29.07.2020 - Sandoz International GmbH

Novartis investitiert mehr als EUR 150 Millionen in Penicillin-Produktion in Kundl

Es ist die letzte verbliebene vertikal integrierte Antibiotika-Produktion in Europa und der westlichen Welt

Novartis und ihre Generika-Division Sandoz freuen sich, Pläne für ein gemeinsames Investitionsvorhaben mit der österreichischen Bundesregierung anzukündigen, um die integrierte Herstellung von Antibiotika in Europa langfristig zu stärken. Konkret sollen in einem Schulterschluss mehr als EUR 150 Millionen am Standort Kundl in Tirol investiert werden. 

Sandoz CEO Richard Saynor erklärte zur Ankündigung: „Dieses Vorhaben ist ein großartiges Beispiel für die enge Zusammenarbeit zwischen der öffentlichen Hand und dem privaten Sektor, um langfristig die Patienteninteressen innerhalb und außerhalb Europas zu sichern. Antibiotika sind das Rückgrat moderner Medizin, und unser Werk in Kundl in Österreich ist die letzte verbliebene voll integrierte Antibiotikaproduktion in der westlichen Welt, in der sowohl die Wirkstoffe als auch Fertigformen hergestellt werden. Dieses gemeinsame Investitionsvorhaben soll dazu beitragen, dass dies auch so bleibt.“

Die Novartis-Division Sandoz plant in den kommenden fünf Jahren mehr als EUR 150 Millionen zu investieren, um die langfristige Wettbewerbsfähigkeit der integrierten Antibiotikaproduktion in Kundl zu sichern. Das soll durch Prozesse auf dem neuesten Stand der Technik und optimierten Prozessen für aktive pharmazeutische Wirkstoffe (APIs) und fertige Darreichungsformen (FDF) erzielt werden.

Im Rahmen des gemeinsamen Vorhabens – das noch der formellen Zustimmung beider Partner bedarf – wird die österreichische Bundesregierung Fördermittel von rund EUR 50 Millionen zur Verfügung stellen bzw. koordinieren. Dies ist Teil der Bemühungen der österreichischen Bundesregierung, die in Europa ansäßige Produktion von wichtigen Medikamenten zu stärken. Novartis und die österreichische Regierung rechnen mit einem formellen Abschluss des Abkommens noch vor Ende des Jahres.

Michael Kocher, Country President Novartis Austria, fügt hinzu: „Das ist ein weiteres hervorragendes Beispiel für das starke Bekenntnis von Novartis zu unseren Produktionsstandorten in Österreich. In den vergangenen 25 Jahren haben wir mehr als EUR 2,5 Milliarden in Österreich investiert. Wir schätzen den Schulterschluss mit der österreichischen Bundesregierung sehr, um die Antibiotika-Produktion in Österreich zu halten. Wichtig ist nun, dass wir im Dialog bleiben, um nachhaltige Preismodelle für Generika zu gestalten, die eine kostendeckende Produktion in Europa erlauben.“

Mit den Fördermitteln, die die Österreichische Regierung ermöglicht, wird die Entwicklung neuer Prozesstechnologie für die Wirkstoffherstellung von Penicillin-Präparate unterstützt. Sandoz verpflichtet sich trotz des immensen globalen Preisdrucks – besonders aus China –, relevante Penicilin-Wirkstoffproduktion für die nächsten 10 Jahre in Europa zu halten. Sandoz produziert ausreichend Penicillin in Kundl, um potenziell den ganzen europaweiten Bedarf zu decken. 

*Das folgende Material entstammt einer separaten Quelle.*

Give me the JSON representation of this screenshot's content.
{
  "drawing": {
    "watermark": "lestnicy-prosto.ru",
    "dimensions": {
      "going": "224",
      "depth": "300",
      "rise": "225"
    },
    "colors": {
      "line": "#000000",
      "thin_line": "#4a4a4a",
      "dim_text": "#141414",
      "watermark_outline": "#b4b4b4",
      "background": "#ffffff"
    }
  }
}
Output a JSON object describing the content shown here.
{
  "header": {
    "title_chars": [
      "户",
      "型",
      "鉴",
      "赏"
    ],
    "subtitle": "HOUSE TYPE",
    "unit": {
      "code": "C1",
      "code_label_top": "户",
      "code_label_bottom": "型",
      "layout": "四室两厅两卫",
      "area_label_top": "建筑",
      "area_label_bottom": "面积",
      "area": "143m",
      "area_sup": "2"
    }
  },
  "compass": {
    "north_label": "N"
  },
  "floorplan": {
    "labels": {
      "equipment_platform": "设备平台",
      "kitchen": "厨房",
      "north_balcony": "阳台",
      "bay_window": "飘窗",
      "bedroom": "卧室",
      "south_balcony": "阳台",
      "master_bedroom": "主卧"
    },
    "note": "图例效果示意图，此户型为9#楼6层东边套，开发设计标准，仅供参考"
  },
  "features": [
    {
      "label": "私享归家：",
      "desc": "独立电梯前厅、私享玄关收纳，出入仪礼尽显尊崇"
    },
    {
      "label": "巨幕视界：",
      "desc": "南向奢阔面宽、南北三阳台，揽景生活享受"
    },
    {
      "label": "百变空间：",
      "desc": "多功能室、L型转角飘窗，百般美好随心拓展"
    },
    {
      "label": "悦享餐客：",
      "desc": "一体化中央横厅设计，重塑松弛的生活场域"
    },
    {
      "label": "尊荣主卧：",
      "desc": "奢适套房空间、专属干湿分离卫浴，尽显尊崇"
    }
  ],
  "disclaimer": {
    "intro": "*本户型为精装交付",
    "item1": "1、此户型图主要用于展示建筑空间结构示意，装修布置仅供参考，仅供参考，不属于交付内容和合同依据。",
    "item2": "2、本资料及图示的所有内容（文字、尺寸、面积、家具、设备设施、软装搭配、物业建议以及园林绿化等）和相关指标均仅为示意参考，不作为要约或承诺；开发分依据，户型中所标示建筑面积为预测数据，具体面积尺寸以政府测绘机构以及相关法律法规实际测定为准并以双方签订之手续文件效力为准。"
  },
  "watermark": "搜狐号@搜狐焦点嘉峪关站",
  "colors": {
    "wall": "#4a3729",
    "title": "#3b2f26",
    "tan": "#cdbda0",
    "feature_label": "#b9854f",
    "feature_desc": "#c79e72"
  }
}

Negative Preisspirale brechen und Zugang zu innovativen Therapien sichern

Novartis Österreich-Chef Kocher äußerte sich auch zu jüngsten Überlegungen, eine Wirkstoff-Verschreibung in Österreich einzuführen. „Auf der einen Seite in europäische Produktion zu investieren und auf der anderen Seite den Preisdruck zu Gunsten von Produzenten aus anderen Teilen der Welt zu erhöhen, ist widersprüchlich.“ Einmal mehr betonte er, dass die negative Preisspirale bei Generika durchbrochen werden müsse. „Wir sind bereits an dem Punkt angelangt, dass eine Therapie-Einheit eines potenziell lebensrettenden Antibiotikums so viel kostet wie ein Kaugummi. Das ist nicht nachhaltig.“

Auch im Bereich neuer, bahnbrechender Therapie-Entwicklungen ist Novartis führend und es wird an den österreichischen Standorten nicht nur produziert, sondern auch geforscht und entwickelt. „Mir ist es sehr wichtig, dass neue Therapien auch tatsächlich bei den Patienten ankommen, die diese benötigen.“ Hierzu brauche es weitere Gespräche mit Entscheidungsträgern in Regierung und Sozialversicherung.